Speaking to BBC Radio 4’s Today programme, Mr Carney said officials were worried that some lending by banks had been “a little frothy”, with a 10% rise in consumer debt.

He also gave fresh signals that a rise in interest rates is on the cards, but said any hike would happen in a gradual way.

However, Mr Madden said that the growth revisions issued on Friday “will take some of the wind out of the hawks’ sails”.

Across Europe, the French Cac 40 and German Dax rose 0.68% and 0.98%, respectively.

Brent crude prices fell 0.6% to $56.81 per barrel amid reports that oil production among Opec members actually rose in September, despite the group’s production freeze pact meant to tackle the global oil glut.

In UK stocks, troubled infrastructure giant Carillion plunged 13p to 51.25p after the firm revealed mammoth half-year losses of more than £1 billion and again warned over its performance.

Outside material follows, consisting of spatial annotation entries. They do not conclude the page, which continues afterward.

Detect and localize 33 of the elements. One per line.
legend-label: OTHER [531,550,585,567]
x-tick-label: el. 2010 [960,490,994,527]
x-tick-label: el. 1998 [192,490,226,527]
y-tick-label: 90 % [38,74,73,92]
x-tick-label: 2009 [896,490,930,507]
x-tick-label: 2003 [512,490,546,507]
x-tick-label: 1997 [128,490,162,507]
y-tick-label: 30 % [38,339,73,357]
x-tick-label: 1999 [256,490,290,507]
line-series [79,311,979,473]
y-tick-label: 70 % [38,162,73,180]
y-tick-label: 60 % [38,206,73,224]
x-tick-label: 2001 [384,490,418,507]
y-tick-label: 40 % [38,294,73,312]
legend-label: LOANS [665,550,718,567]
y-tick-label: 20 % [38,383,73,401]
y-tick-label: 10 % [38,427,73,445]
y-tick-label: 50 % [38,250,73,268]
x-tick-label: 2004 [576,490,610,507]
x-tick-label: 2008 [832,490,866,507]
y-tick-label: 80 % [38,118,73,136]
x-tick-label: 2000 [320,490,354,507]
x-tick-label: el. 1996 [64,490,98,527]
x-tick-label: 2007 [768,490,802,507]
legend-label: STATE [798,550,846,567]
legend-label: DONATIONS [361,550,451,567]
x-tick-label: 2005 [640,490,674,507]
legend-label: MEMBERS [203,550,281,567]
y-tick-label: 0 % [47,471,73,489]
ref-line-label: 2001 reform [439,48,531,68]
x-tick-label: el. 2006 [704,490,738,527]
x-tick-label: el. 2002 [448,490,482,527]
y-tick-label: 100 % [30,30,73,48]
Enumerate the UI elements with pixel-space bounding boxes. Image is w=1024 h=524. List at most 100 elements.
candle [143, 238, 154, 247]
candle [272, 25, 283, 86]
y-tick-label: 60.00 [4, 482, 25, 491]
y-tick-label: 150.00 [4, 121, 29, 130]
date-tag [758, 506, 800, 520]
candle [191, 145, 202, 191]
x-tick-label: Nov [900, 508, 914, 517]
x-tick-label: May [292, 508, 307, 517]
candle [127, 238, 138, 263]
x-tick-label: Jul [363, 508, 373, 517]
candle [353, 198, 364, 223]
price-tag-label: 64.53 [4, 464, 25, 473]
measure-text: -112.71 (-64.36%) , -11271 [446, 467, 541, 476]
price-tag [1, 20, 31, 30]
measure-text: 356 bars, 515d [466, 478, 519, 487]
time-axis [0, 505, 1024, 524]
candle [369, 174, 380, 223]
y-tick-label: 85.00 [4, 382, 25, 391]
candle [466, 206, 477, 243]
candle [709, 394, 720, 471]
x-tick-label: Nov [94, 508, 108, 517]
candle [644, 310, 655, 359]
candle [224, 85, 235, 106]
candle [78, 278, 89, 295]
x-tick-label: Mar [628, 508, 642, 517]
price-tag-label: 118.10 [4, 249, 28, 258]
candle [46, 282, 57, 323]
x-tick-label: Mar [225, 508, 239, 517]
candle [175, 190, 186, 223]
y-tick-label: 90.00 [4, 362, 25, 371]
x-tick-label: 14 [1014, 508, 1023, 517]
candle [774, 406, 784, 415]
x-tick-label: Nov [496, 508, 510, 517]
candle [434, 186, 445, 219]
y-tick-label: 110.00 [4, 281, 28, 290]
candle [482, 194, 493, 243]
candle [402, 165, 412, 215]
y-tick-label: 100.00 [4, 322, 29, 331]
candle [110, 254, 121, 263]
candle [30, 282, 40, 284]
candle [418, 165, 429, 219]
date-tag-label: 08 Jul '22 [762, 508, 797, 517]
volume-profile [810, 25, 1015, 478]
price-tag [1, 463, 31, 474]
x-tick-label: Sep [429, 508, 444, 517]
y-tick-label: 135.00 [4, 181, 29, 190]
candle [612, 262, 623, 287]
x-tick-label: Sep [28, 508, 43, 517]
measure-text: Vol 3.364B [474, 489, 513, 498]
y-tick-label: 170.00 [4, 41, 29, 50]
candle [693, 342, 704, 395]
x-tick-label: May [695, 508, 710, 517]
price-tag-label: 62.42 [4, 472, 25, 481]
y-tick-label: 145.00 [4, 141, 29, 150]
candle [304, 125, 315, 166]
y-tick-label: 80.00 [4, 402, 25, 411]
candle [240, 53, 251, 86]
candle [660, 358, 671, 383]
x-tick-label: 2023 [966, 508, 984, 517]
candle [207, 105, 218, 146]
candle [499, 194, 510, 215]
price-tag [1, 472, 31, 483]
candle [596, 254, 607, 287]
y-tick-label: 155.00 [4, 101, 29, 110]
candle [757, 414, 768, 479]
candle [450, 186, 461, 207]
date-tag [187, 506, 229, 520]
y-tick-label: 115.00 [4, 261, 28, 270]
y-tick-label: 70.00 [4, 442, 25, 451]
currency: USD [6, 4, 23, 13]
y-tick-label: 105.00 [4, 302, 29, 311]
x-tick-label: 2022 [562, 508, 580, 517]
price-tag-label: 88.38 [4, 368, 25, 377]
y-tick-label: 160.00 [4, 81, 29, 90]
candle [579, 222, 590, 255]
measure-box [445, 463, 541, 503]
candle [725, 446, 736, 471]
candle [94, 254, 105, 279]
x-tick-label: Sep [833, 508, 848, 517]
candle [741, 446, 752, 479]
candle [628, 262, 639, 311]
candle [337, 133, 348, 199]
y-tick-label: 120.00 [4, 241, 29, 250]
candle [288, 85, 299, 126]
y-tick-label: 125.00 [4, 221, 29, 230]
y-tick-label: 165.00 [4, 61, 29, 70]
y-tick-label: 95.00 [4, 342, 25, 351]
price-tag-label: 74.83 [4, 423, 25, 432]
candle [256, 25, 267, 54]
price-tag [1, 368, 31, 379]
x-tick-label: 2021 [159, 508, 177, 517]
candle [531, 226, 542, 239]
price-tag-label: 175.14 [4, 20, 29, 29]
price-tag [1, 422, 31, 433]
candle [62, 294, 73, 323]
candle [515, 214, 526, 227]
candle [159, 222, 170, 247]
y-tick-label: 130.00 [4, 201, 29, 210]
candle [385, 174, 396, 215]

The figure compares with an £84 million profit in the same period last year and includes an £845 million write-down relating to support services contracts and a goodwill impairment charge of £134 million linked to construction activities in the UK and Canada.


Carillion sign

Carillion sign

PA Wire/PA Images

Carillion sign

Carillion also made a fresh £200 million provision for support services contracts, and said that full-year results will be lower than current market expectations.

Purplebricks jumped 15.25p to 387.5p as the online estate agent said it expected to double half-year revenue in the UK to £36 million, after making strong progress over the last few months.

Beazley shares rose 19.8p to 479.5p despite issuing a profit warning.

The company said annual earnings will take a $150 million (£112 million) hit following a recent string of Atlantic hurricanes and earthquakes in Mexico which are expected to ramp up claims at the London-headquartered insurer.

The biggest risers on the FTSE 100 were ITV up 6p to 174.7p, Anglo American up 34.5p to 1,339.5p, Antofagasta up 20.5p to 949p, and Persimmon up 53p to 2,582p.

The biggest fallers on the FTSE 100 were Hargreaves Lansdown down 17p to 1,480p, Babcock International down 6p to 827.5p, Randgold Resources down 35p to 7,315p, and 3I Group down 3.5p to 913p.